GPs choosing locum roles to cap workload, BMA poll reveals

More than three quarters of locum GPs say they have chosen to work in locum roles to have control over their workload, analysis by the BMA suggests.

Dr Zoe Norris: locum roles 'a positive career choice for GPs'

WIth growing numbers of GPs opting to work as locums, the BMA findings suggest that many are making the move as a positive career choice, rather than simply because they are unable to secure traditionally more sought-after partnership or salaried roles.

Almost half (46%) of locum GPs describe the role as a positive career choice, with 36% saying salaried roles are too onerous and unrewarding, and more than half (53%) saying partnership roles are too onerous and unrewarding.

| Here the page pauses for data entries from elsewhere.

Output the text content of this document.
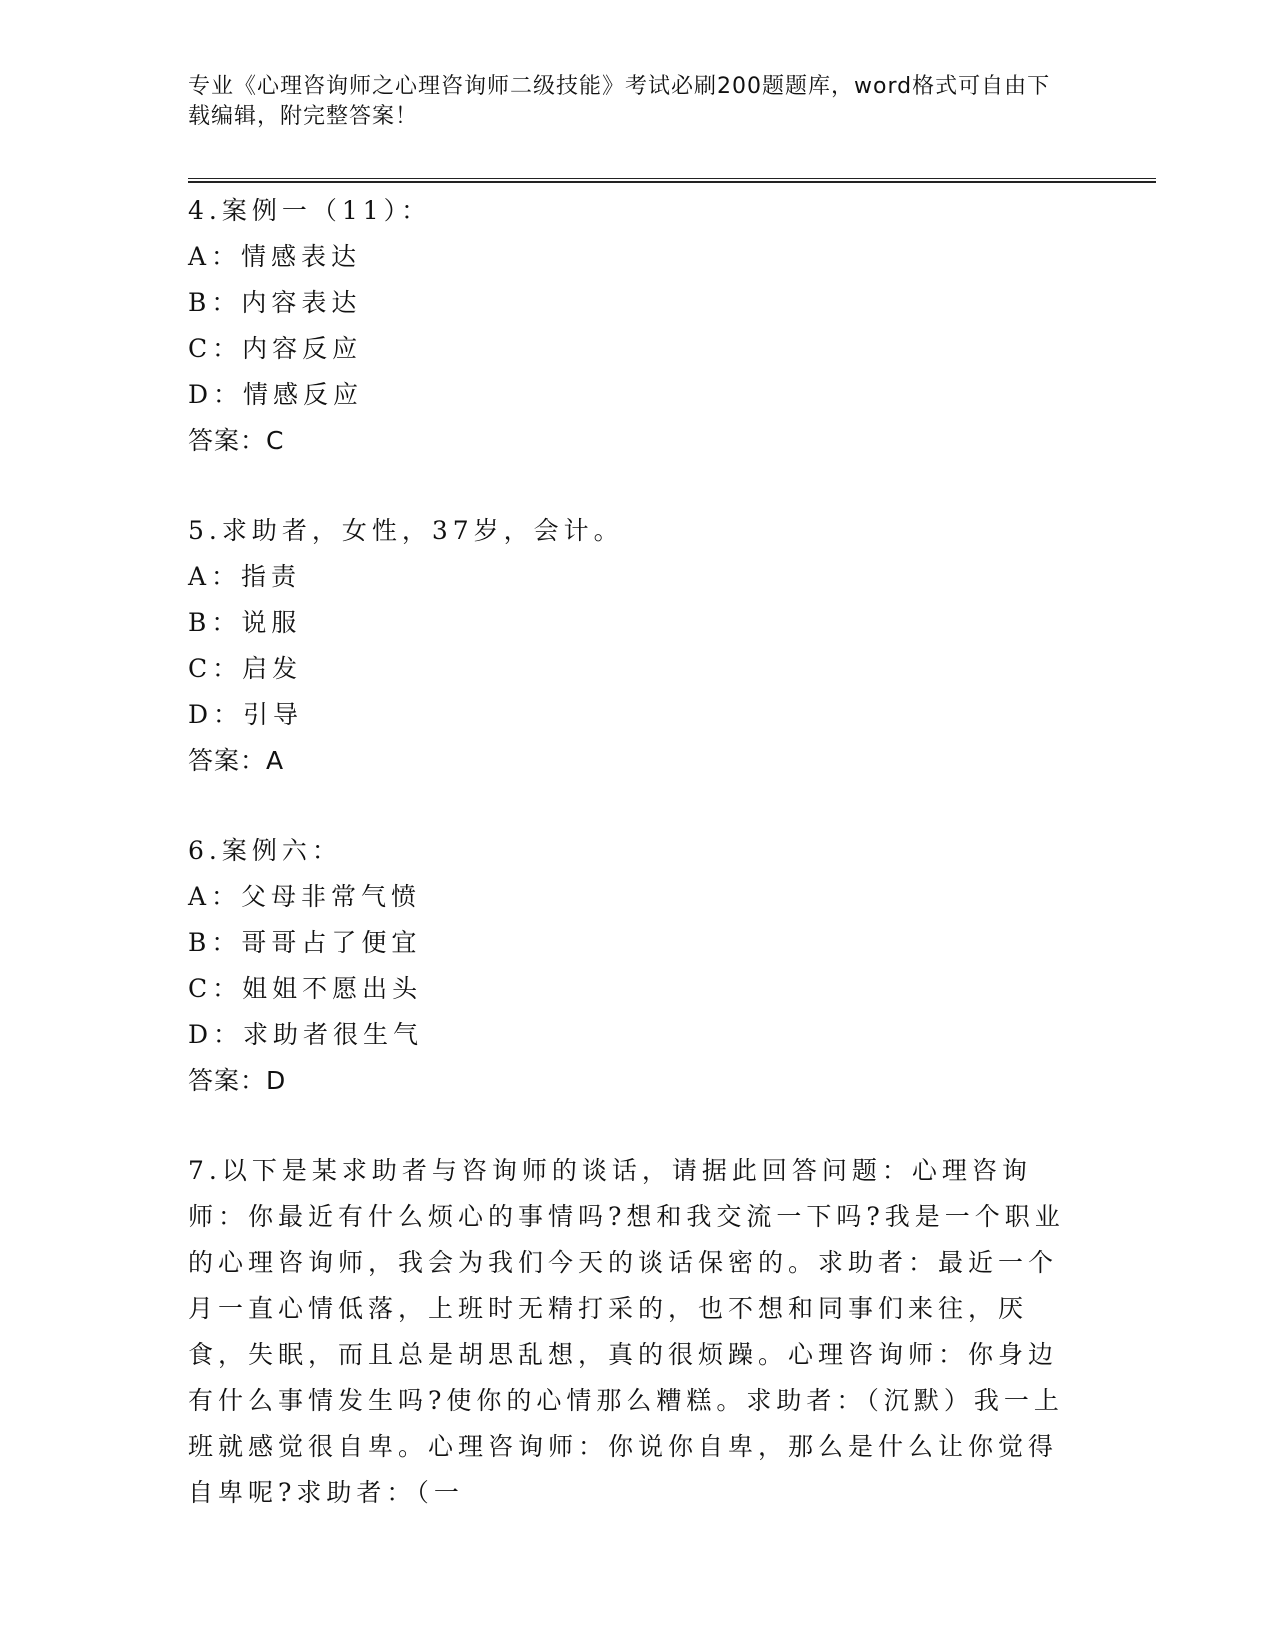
专业《心理咨询师之心理咨询师二级技能》考试必刷200题题库，word格式可自由下载编辑，附完整答案！
4.案例一（11）：
A：情感表达
B：内容表达
C：内容反应
D：情感反应
答案：C
5.求助者，女性，37岁，会计。
A：指责
B：说服
C：启发
D：引导
答案：A
6.案例六：
A：父母非常气愤
B：哥哥占了便宜
C：姐姐不愿出头
D：求助者很生气
答案：D
7.以下是某求助者与咨询师的谈话，请据此回答问题：心理咨询师：你最近有什么烦心的事情吗?想和我交流一下吗?我是一个职业的心理咨询师，我会为我们今天的谈话保密的。求助者：最近一个月一直心情低落，上班时无精打采的，也不想和同事们来往，厌食，失眠，而且总是胡思乱想，真的很烦躁。心理咨询师：你身边有什么事情发生吗?使你的心情那么糟糕。求助者：（沉默）我一上班就感觉很自卑。心理咨询师：你说你自卑，那么是什么让你觉得自卑呢?求助者：（一
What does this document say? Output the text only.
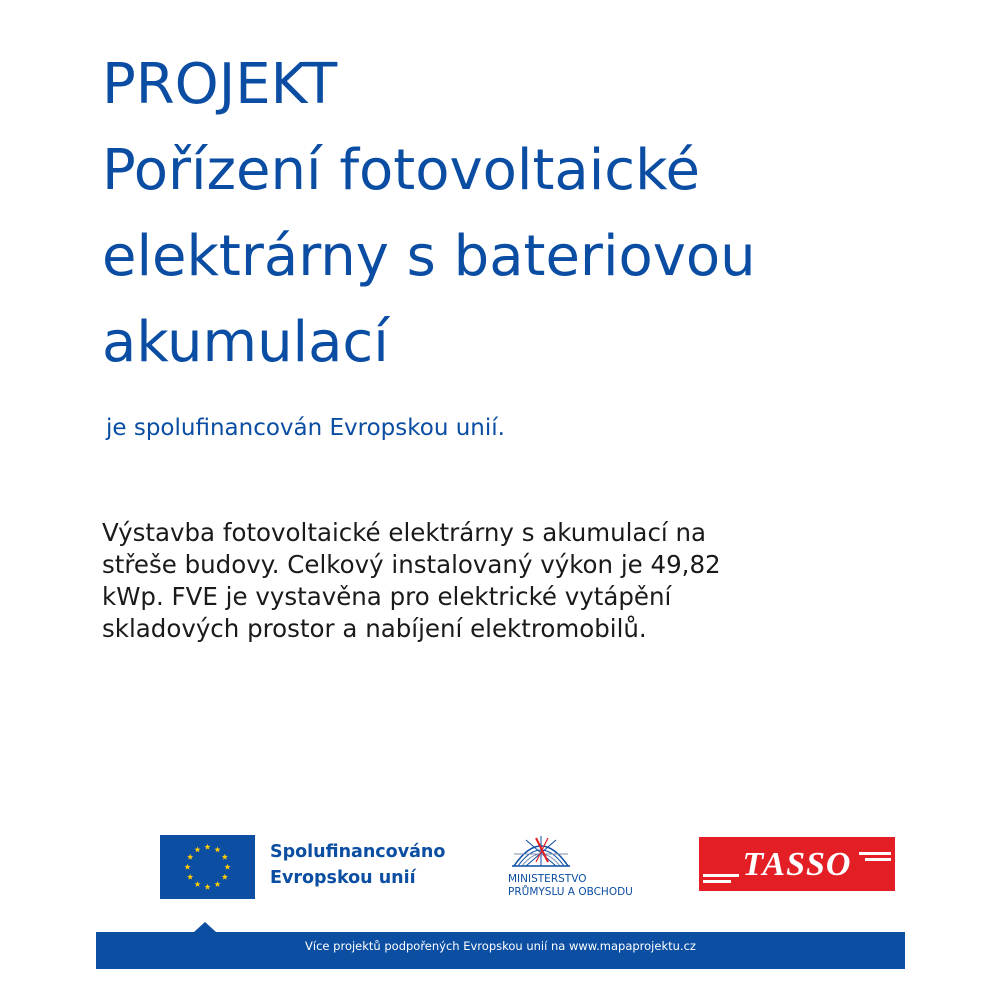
PROJEKT
Pořízení fotovoltaické
elektrárny s bateriovou
akumulací
je spolufinancován Evropskou unií.

Výstavba fotovoltaické elektrárny s akumulací na
střeše budovy. Celkový instalovaný výkon je 49,82
kWp. FVE je vystavěna pro elektrické vytápění
skladových prostor a nabíjení elektromobilů.

Spolufinancováno
Evropskou unií	MINISTERSTVO
PRŮMYSLU A OBCHODU
TASSO
Více projektů podpořených Evropskou unií na www.mapaprojektu.cz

Just 2% said they were working as a locum because they couldn't secure a job as a partner, and just 1% because they were unable to find a salaried post.

Read more: Exodus to locum roles must stop, says RCGP

Around half of the 382 locum GPs who responded to a survey question from the BMA said locum work suited their work pattern and gave them more autonomy than partnership or salaried roles.

Across more than 5,000 GPs in all roles in general practice, partnership remains the most popular career option, with 47% saying their preference over the next five years was to work as a partner under the existing independent contractor model.

Around a third (32%) said they would like to work as a partner within an organisation providing GP services 'at scale', while 30% said they would like to be a portfolio GP.

BMA sessional subcommittee chair Dr Zoe Norris said: 'Choosing a career as a salaried or locum GP is a positive choice for thousands of GPs across England. As this survey shows, many opt for these jobs because they are flexible and for locums offer a degree of control over their own workload. Sessional GPs also said they would consider a wide range of options for the future, including the increasingly popular portfolio GP role. 

'However, we should not be blind to the fact that salaried and locum GPs are on the receiving end of the same pressures that are threatening all of general practice. Many are overworked and operating in an environment with not enough staff or resources. This is bad for patients and demoralising for doctors. We need NHS England and the government to realise that they cannot continue to rely on burnt out grassroots GPs to provide a service that is under threat of collapse.'

GP workforce

Some estimates put the total number of GPs now working as locums as high as 17,000, although many of these may be doctors who also work in permanent roles.

RCGP chair Dr Helen Stokes-Lampard told GPonline earlier this month that the balance of incentives between partnership and locum roles was wrong, with GPs now able to earn more in locum roles and partners facing huge workload pressures.

GPonline reported earlier this year that locums carry out more than a fifth of total workload at one in seven GP practices, and this month revealed that one in six GPs who describe themselves as locums now were partners a year ago.